Metropolitan areas received 97% of the grants and 99% of the grant dollars, according to Medill’s analysis of the top 7,500 journalism grants over the last six years.
Altogether the report documents a growing divide in the country that makes it harder to find common ground and solutions to big challenges.
“We’re seeing this kind of gulf between news haves and have-nots increasingly widen,” Metzger said, “and with that comes all of the detrimental effects we see in news deserts — the loss of civic engagement, the loss of voter participation.”
Associated Press cutting workforce
The Associated Press plans to cut its workforce by 8% through layoffs and buyouts, further thinning an organization that’s been a cornerstone of America’s news infrastructure.
The cuts follow decisions earlier this year by two of the largest newspaper chains, Gannett and McClatchy, to mostly stop using AP as they cut costs.
Many newspapers are narrowing their focus on just local news and paying less for wire services that provide regional, national and international news.
Local news is their franchise but this trend is giving subscribers less comprehensive reports of what’s happening. It’s also further reducing resources that the AP has to cover news in every state and on every continent.

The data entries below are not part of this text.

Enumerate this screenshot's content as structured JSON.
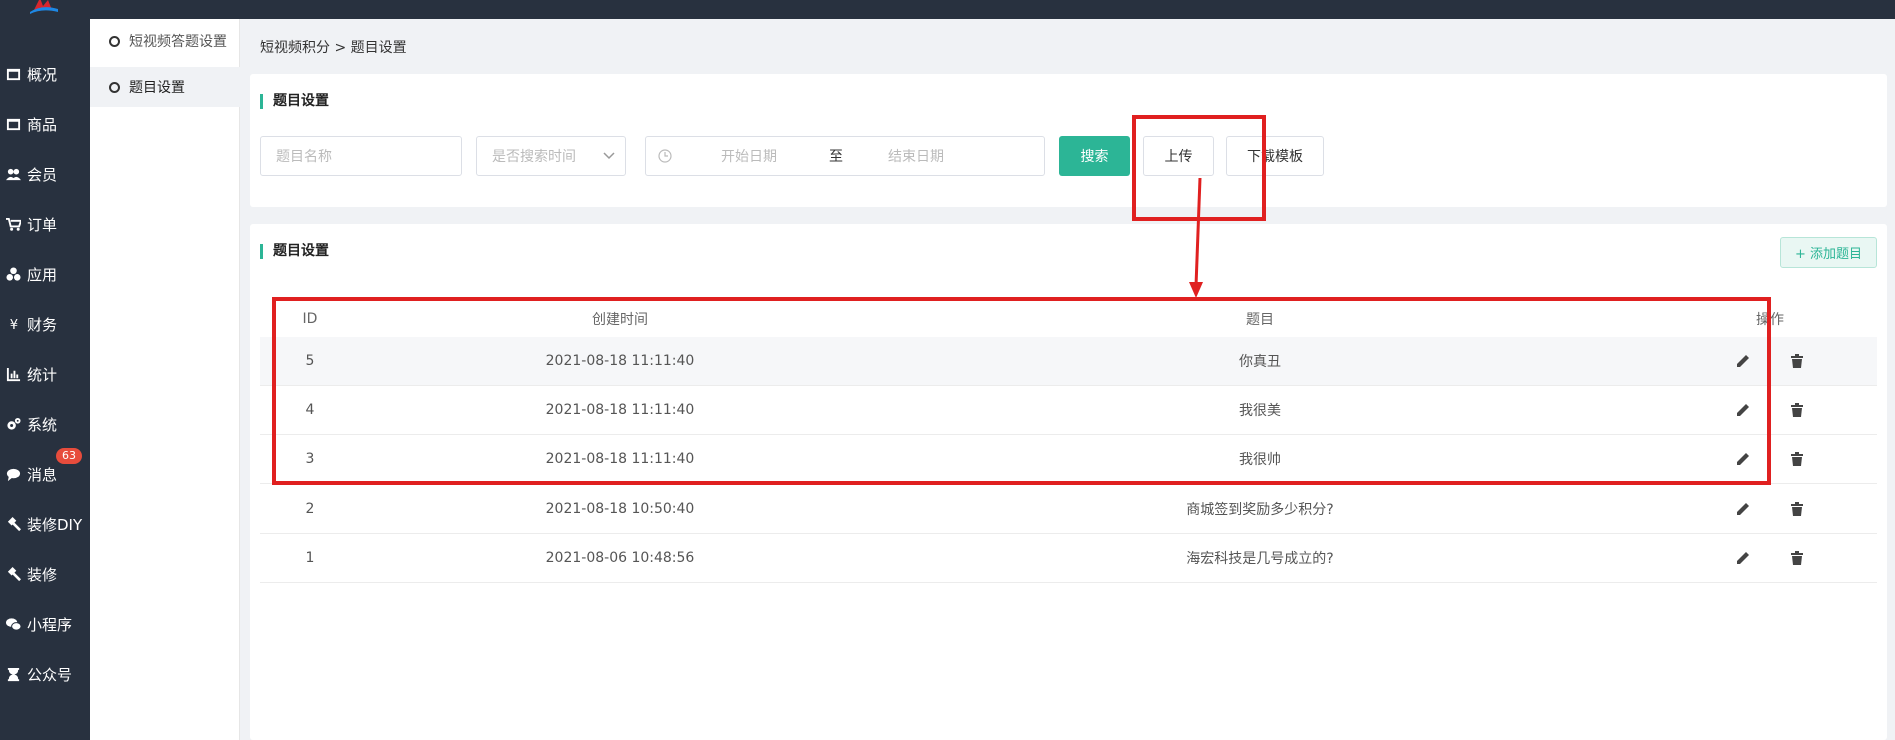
{
  "nav": {
    "items": [
      {
        "label": "概况",
        "icon": "overview-icon"
      },
      {
        "label": "商品",
        "icon": "goods-icon"
      },
      {
        "label": "会员",
        "icon": "members-icon"
      },
      {
        "label": "订单",
        "icon": "cart-icon"
      },
      {
        "label": "应用",
        "icon": "apps-icon"
      },
      {
        "label": "财务",
        "icon": "yen-icon"
      },
      {
        "label": "统计",
        "icon": "bar-chart-icon"
      },
      {
        "label": "系统",
        "icon": "gears-icon"
      },
      {
        "label": "消息",
        "icon": "comment-icon",
        "badge": "63"
      },
      {
        "label": "装修DIY",
        "icon": "hammer-icon"
      },
      {
        "label": "装修",
        "icon": "hammer-icon"
      },
      {
        "label": "小程序",
        "icon": "wechat-icon"
      },
      {
        "label": "公众号",
        "icon": "hourglass-icon"
      }
    ]
  },
  "subnav": {
    "items": [
      {
        "label": "短视频答题设置"
      },
      {
        "label": "题目设置"
      }
    ]
  },
  "breadcrumb": "短视频积分 > 题目设置",
  "filter": {
    "title": "题目设置",
    "name_placeholder": "题目名称",
    "search_time_placeholder": "是否搜索时间",
    "start_placeholder": "开始日期",
    "range_sep": "至",
    "end_placeholder": "结束日期",
    "search_label": "搜索",
    "upload_label": "上传",
    "download_label": "下载模板"
  },
  "list": {
    "title": "题目设置",
    "add_label": "+ 添加题目",
    "columns": [
      "ID",
      "创建时间",
      "题目",
      "操作"
    ],
    "rows": [
      {
        "id": "5",
        "time": "2021-08-18 11:11:40",
        "title": "你真丑"
      },
      {
        "id": "4",
        "time": "2021-08-18 11:11:40",
        "title": "我很美"
      },
      {
        "id": "3",
        "time": "2021-08-18 11:11:40",
        "title": "我很帅"
      },
      {
        "id": "2",
        "time": "2021-08-18 10:50:40",
        "title": "商城签到奖励多少积分?"
      },
      {
        "id": "1",
        "time": "2021-08-06 10:48:56",
        "title": "海宏科技是几号成立的?"
      }
    ]
  },
  "colors": {
    "accent": "#2cb596",
    "nav_bg": "#28313f",
    "annotation": "#e02020",
    "badge": "#e74c3c"
  }
}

No wonder Americans are becoming more isolationist. If they still have a local newspaper, chances are good it’s not doing much to inform them of what’s happening in the rest of the country and world and how they might be affected.
AP spokesperson Lauren Easton declined to comment on how the loss of newspaper clients contributed to the cutbacks.
Revenue from U.S. newspapers has fallen to about 10% of AP’s revenue, down from 100% when AP was formed in 1846 as a cooperative to serve newspapers, Press Gazette reported in June.
AP CEO Daisy Veerasingham announced the cuts in a staff memo.
“We all know this is a time of transformation in the media sector. Our customers — both who they are and what they need from us — are changing rapidly,” Veerasingham wrote.
Veerasingham said accelerating the AP’s move toward a “digital-first news report” will “require making some difficult changes so we can invest more fully in our future.”
As an example of digital-first journalism, she noted recent election coverage with live video, visuals and “engaging interactives.”
The memo said less than half the cuts would affect news employees, and most affected employees are in the U.S.
An AP story reported that 121 News Guild members would be offered buyouts, and fewer than that many union members would be laid off.